Al-Jabouri, wearing a smart creme suit and a tie, repeatedly told last week’s meeting that he was to have a meeting with “his excellency” the prime minister soon. His office is decorated with pictures of himself along with top army commanders and al-Maliki’s aides.
But even al-Jabouri, also a Sunni tribal chief, acknowledges that the government that is courting him may be trying to drive a wedge between the Sons of Iraq and the recently created support councils.
“The government is promoting a rift between us and the Sons of Iraq,” he said. “My response was to name Gen. Asaad as the head of the council’s security committee.”

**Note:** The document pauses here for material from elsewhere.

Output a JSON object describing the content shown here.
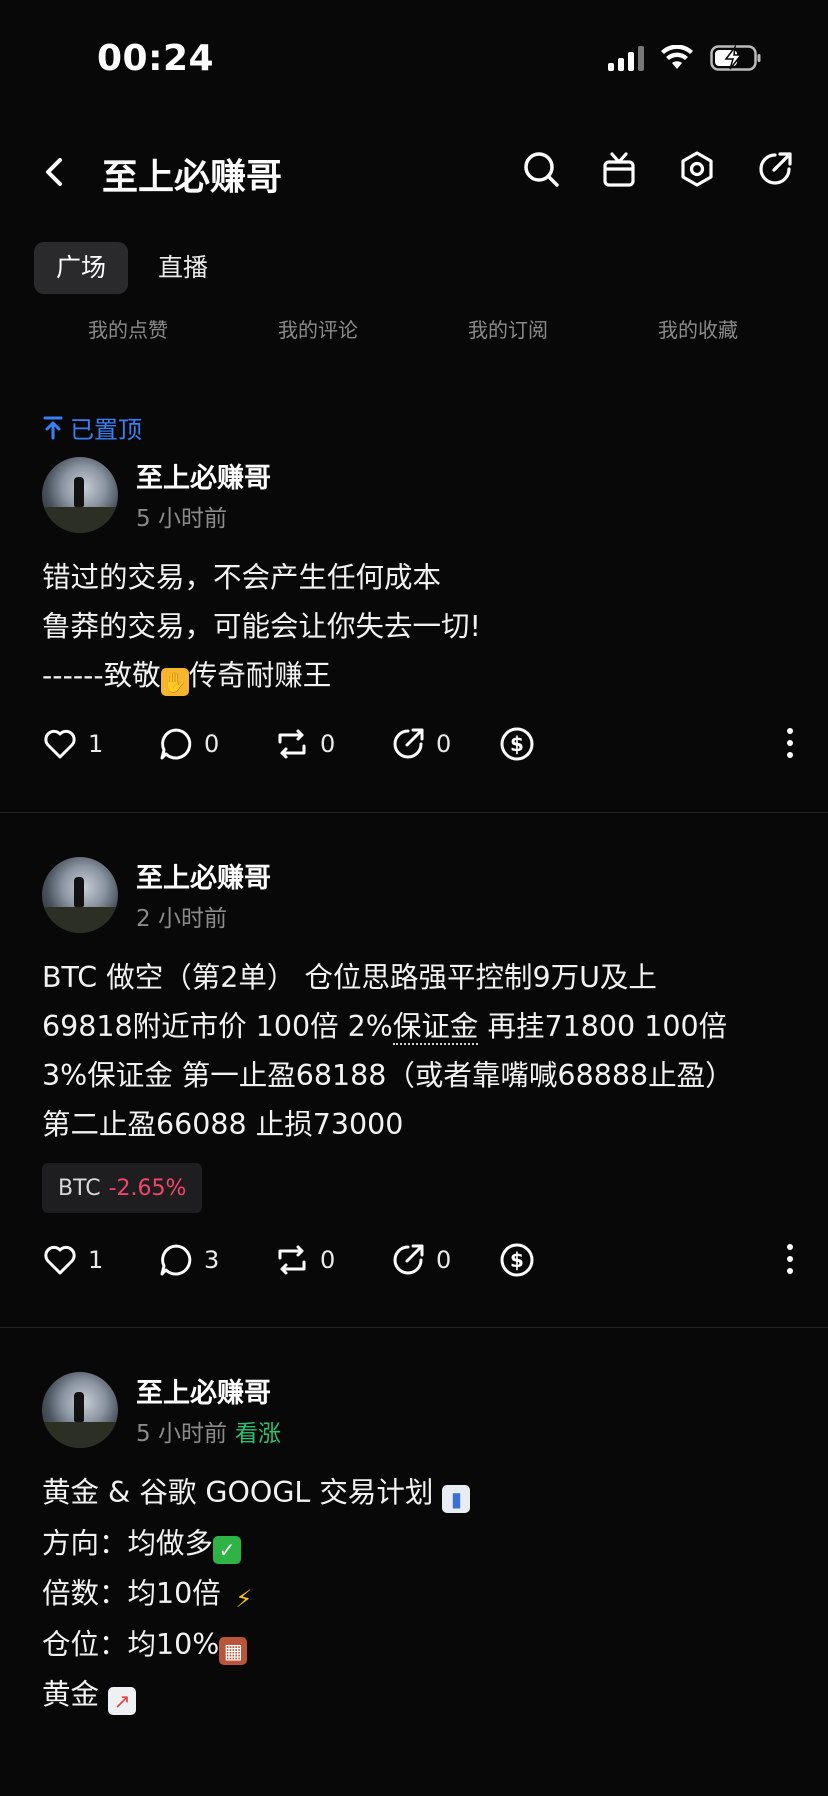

Kamal al-Saadi, a lawmaker from al-Maliki’s Dawa party, said the leadership had worried about al-Qaida infiltration into the Sons of Iraq but now believed that “the government has become too strong for the Sons of Iraq to be a threat.”
But a top al-Maliki aide, speaking on condition of anonymity because of the sensitivity of the subject, said he is still worried about the loyalty of the Sons of Iraq.
“They are like mercenaries,” he said. “Today, they are paid by the Americans. Tomorrow they can be paid by al-Qaida.”
Some of those concerns are shared by residents in some parts of Baghdad who complain that Sons of Iraq members are branching out into extortion and protection rackets.
“They are abusing the powers given to them by the Americans,” said Ahmed Abed Jassim, who runs an electronics store in the Fadhil neighborhood.
Mohammed al-Aazami, a 40-year-old schoolteacher in Azamiyah, complains that young fighters “brandish their weapons provocatively and lack discipline.”
“They are too young and they need to be offered training and guidance,” he said.
Earlier this month, hundreds of displaced Shiites demonstrated in central Baghdad to protest against the Sons of Iraq in the Sunni-dominated Adil district, claiming the Sunni gunmen were preventing them from returning to their homes in the west Baghdad neighborhood.
Nevertheless, in many impoverished areas of this country, the Sons of Iraq program pays dividends beyond manning checkpoints and improving security.
In Radwaniyah, a farming community where Saddam Hussein used to go hunting, the local economy depends heavily on the money that the Americans pay to the local Sons of Iraq, who chased away al-Qaida a year ago.
Each volunteer receives between $150 and $300 or more a month—roughly the same as a police recruit. Local sheiks earn much more to help raise and equip their followers.
But of the 900 men who have asked to join the police or army, only 45 have been accepted to the police, Simms said.
Simms, a 31-year-old native of St. Marys, Ohio, is not sure how much longer he can keep paying them and the local sheiks who administer their contracts.
Hence, he hopes to enroll as many of the fighters as possible in the vocational school, where they earn a monthly stipend of $240 paid by the government and a diploma after a year’s training.
“We don’t want to fire these guys and leave them on the streets without an income,” Simms told the sheiks during a meeting this week. “It is competitive to get into that school. We want to reduce the number of the Sons of Iraq, so I want these forms returned to me as soon as possible.”